Stand-Up. Im neuen Programm „How to Human?“ des Bochumer Komikers und Poetry-Slammers Jan Philipp Zymny schafft es dieser, die komischen und interessanten Eigenschaften des Menschseins zu zeigen.
Mit einer ausholenden, theatralischen Armbewegung setzt Jan Philipp Zymny an. Er möchte für das Publikum sein unbedarftes Vorsprechen beim Schauspielhaus Bochum nachspielen. Er lässt erkennen, dass ihm das Nachleben dieser Erinnerung ein wenig peinlich ist. Doch bevor er das erste Wort sagen kann – klonk – eine Flasche fällt irgendwo im Publikum um. Perfektes Timing zum denkbar schlechtesten Zeitpunkt.
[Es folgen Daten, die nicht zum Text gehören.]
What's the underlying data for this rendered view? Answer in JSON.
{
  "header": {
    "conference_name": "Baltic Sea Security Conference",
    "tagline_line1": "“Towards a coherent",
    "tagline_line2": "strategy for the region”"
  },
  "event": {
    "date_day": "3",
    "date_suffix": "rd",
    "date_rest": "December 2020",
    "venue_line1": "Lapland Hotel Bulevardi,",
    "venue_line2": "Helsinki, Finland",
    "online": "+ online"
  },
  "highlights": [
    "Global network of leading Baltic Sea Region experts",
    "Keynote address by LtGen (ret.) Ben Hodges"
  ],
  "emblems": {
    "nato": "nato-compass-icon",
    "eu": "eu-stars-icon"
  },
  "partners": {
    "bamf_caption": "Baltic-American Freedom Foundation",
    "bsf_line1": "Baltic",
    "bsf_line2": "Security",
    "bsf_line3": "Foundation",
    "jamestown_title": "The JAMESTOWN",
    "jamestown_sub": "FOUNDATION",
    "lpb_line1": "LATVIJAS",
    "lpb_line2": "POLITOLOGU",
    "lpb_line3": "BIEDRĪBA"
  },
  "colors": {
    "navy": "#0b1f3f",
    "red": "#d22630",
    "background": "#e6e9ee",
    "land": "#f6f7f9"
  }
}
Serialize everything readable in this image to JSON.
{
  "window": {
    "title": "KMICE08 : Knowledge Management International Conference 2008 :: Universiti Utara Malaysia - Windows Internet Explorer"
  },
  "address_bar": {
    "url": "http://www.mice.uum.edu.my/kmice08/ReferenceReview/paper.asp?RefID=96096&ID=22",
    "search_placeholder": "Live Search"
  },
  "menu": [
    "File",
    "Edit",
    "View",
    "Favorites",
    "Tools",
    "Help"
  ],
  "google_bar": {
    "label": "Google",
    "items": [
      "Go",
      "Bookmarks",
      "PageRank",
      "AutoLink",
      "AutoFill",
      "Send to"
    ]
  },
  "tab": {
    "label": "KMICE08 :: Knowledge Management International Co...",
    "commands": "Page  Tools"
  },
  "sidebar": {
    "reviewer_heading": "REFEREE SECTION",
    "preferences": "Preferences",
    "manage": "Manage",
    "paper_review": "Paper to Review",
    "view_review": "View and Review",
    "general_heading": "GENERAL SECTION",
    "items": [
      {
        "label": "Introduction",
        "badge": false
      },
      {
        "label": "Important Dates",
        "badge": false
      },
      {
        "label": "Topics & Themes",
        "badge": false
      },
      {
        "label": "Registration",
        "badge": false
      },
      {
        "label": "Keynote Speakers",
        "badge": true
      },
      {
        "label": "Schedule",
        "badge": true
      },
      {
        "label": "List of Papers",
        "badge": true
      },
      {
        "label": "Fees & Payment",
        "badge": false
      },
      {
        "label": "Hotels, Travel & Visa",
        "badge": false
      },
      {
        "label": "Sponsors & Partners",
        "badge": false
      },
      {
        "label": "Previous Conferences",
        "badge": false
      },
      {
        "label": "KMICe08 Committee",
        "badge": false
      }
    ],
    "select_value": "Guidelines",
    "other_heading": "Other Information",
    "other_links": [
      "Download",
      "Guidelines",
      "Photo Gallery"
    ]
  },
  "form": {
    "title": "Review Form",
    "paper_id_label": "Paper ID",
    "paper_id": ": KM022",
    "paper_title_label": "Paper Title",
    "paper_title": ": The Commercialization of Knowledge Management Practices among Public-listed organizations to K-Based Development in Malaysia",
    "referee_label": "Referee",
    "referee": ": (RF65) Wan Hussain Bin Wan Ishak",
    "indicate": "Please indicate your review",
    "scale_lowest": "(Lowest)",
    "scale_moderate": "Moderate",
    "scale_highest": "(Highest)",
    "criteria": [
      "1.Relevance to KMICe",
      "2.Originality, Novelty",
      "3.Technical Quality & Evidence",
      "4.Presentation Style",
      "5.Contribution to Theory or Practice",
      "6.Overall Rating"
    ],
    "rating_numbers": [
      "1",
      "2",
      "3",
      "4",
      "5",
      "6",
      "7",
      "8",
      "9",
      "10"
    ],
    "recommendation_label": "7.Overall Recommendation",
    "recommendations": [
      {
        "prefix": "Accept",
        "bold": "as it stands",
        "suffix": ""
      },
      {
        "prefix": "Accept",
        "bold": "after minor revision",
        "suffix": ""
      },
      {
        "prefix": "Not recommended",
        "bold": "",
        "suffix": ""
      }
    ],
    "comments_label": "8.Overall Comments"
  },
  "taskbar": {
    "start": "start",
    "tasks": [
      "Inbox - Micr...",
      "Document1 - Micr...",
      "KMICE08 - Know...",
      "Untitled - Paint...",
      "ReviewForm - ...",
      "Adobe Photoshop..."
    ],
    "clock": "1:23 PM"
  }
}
Ein verlegenes Lachen geht durch die Reihen des Bahnhof Langendreers und findet sich auf der Bühne erwidert. Es ist nicht das erste Mal, dass an diesem Abend eine Flasche fällt. In scherzhafter Wut klagt Zymny mit erhobener Faust, warum diese Leute denn ihre Extremitäten nicht unter Kontrolle halten können. Erneutes Lachen. Es sind diese Momente, die eine der Qualitäten von Zymnys mittlerweile drittem Comedy-Programm mit dem Titel „How to Human?“ ausmachen. Denn der Komiker und Poetry-Slammer schafft es im Laufe des Abends wiederholt, mit dem Publikum in einen Dialog zu treten.
Mensch sein
Dies ist jedoch nicht nur ein angenehmer Beigeschmack des Stand-Up Programms, das neben Poetry-Slam Texten und klassischem Stand-Up auch Mittel wie Videos oder Präsentationen einsetzt. Denn die Interaktionen verschwimmen organisch in den zentralen Fragen des Abends: Was bedeutet es, Mensch zu sein und wie gehen wir mit uns und anderen Menschen um? Bei der Behandlung dieser Fragen, schafft es Zymny fließend überzugreifen zwischen absurdem Quatsch und tiefgreifenden Überlegungen über die Natur des Menschen. Unsinnige Momente, in denen Zymny beispielsweise seine ausgedachte Bekannte Bettina schüttelt, mit den Worten: „Bettina! Deine Alpaka-Farm geht den Bach runter! Warum hast du ihnen auch Pullover angezogen? Alpakas sind Pullover!“ kontrastieren sich mit Gedanken darüber, wie eine der bemerkenswertesten Eigenschaften der Menschheit darin besteht, Dinge, Personen oder auch ganze Gruppen mit Bedeutungen zu besetzen. Doch auch wenn die Beobachtungen, die Zymny dabei macht, durchweg tiefgreifend sind, sind sie stets komisch und unterhaltend.
Menschlich auftreten
Dies ist eine der stärksten Qualitäten von Zymnys Programm: Er schafft es, ein übergreifendes Thema zu nehmen und dies in eine Dramaturgie zu fassen, die einerseits urkomisch und an anderen Stellen berührend ist.
Doch auch in anderer Hinsicht sticht seine Art der Komik heraus. Denn er bewegt sich durchweg zwischen Selbstverherrlichung und zwischendurch geäußerten Offenbarungen des Selbstzweifels. Seine Komik ist eine der Unsicherheiten, verpackt in die ironisch gebrochene Bejubelung des Selbst. Wenn diese Merkmale durchscheinen, wenn eine Flasche fällt und Zymny neu ansetzen muss, ist dies immerzu menschlich.